Organizational Consultation XXIII: Empowerment (Part Three)
Huber’s fifth guideline concerns a focus on agreement in the group about the reasonableness of the reasoning rather then on agreement about the choice itself. He suggests three tactics. From the start, have the group agree on how it will ultimately make its choice. Second, have the group agree to be satisfied with the situation where all members understand the reasoning that leads to the group choice. Third, according to Huber, the leader or facilitator of an effectively functioning group should obtain an explicit indication that each group member understands the prevailing reasoning.
This final guideline is particularly important for a group that wishes to be appreciative and arrive at consensus. Consensus decision-making does not require that there is agreement among all group members that a specific decision is the best that can be made—this is unanimity. Rather, consensus decision-making requires that each member of the group feels comfortable that her opinion has been heard and understood by other group members and that her opinion was taken into account when the final decision was made. Consensus decision-making also requires that each member of the group be aware of and understand the factors that were taken into consideration when the final decision was made—even if some members do not accept all of these factors as valid.
The basic guidelines that have been offered by Huber provide an entry into the more detailed descriptions of empowerment that I have offered in this series of essays. I turn now to a consideration of the group development stages that necessarily modify the general guidelines just been offered. Group development stages define ways in which members of a group can come to fully appreciate the complex dynamics of their group and appreciative ways in which they can effectively share leadership in directing their group toward successful completion of its assigned task.

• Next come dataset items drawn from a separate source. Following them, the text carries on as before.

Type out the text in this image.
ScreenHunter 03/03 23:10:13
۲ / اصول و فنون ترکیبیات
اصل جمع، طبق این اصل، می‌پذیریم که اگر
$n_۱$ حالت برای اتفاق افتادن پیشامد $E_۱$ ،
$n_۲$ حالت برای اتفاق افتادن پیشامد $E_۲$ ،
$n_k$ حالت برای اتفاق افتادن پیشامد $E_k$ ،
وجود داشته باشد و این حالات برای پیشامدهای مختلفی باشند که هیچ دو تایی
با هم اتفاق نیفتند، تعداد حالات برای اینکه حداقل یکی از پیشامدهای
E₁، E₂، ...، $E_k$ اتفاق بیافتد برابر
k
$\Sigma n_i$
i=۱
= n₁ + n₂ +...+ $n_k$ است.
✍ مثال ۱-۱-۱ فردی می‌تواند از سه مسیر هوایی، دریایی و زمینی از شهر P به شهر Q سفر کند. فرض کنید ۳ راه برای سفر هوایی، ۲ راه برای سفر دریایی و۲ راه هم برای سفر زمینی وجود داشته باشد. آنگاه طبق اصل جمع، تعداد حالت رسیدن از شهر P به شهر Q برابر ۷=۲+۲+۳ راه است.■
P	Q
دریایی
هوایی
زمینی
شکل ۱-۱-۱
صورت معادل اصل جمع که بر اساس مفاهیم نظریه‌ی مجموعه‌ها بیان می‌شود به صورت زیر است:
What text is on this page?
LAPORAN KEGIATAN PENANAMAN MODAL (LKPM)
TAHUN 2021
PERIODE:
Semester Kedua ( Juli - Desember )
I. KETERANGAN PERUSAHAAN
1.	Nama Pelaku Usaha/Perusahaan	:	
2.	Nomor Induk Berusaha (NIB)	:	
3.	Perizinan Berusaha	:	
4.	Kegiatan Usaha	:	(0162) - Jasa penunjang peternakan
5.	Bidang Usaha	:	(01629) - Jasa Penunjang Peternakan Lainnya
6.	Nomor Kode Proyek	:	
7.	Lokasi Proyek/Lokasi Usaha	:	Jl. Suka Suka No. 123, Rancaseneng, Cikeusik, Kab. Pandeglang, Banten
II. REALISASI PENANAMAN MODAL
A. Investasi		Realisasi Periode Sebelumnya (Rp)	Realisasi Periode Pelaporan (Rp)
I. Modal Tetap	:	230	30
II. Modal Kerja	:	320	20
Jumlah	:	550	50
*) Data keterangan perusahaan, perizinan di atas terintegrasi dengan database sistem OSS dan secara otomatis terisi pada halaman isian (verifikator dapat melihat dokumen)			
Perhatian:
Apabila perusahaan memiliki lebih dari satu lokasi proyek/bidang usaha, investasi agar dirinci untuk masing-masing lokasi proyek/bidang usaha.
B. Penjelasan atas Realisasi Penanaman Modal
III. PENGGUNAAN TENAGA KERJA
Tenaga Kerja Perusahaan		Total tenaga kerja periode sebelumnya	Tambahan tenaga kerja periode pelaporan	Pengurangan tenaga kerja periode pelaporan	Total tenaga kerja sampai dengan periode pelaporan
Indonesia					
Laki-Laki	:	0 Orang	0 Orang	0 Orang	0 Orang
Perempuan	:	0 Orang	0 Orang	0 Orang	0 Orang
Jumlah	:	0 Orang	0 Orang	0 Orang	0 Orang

Stages of Group Development
As anyone who has worked within groups knows, these dynamic systems change over time. The behavior of a group, and of the individuals who compose the group, are different at different stages of the group’s existence. We behave differently in groups that have just been formed than we do in groups that have been in existence for several weeks or months; groups function differently when they are just getting started than they do when and if they settle into a smooth routine. The engagement of appreciation in a group context begins with an understanding and acceptance of the inevitable shifts that occur in the thoughts and processes of group members.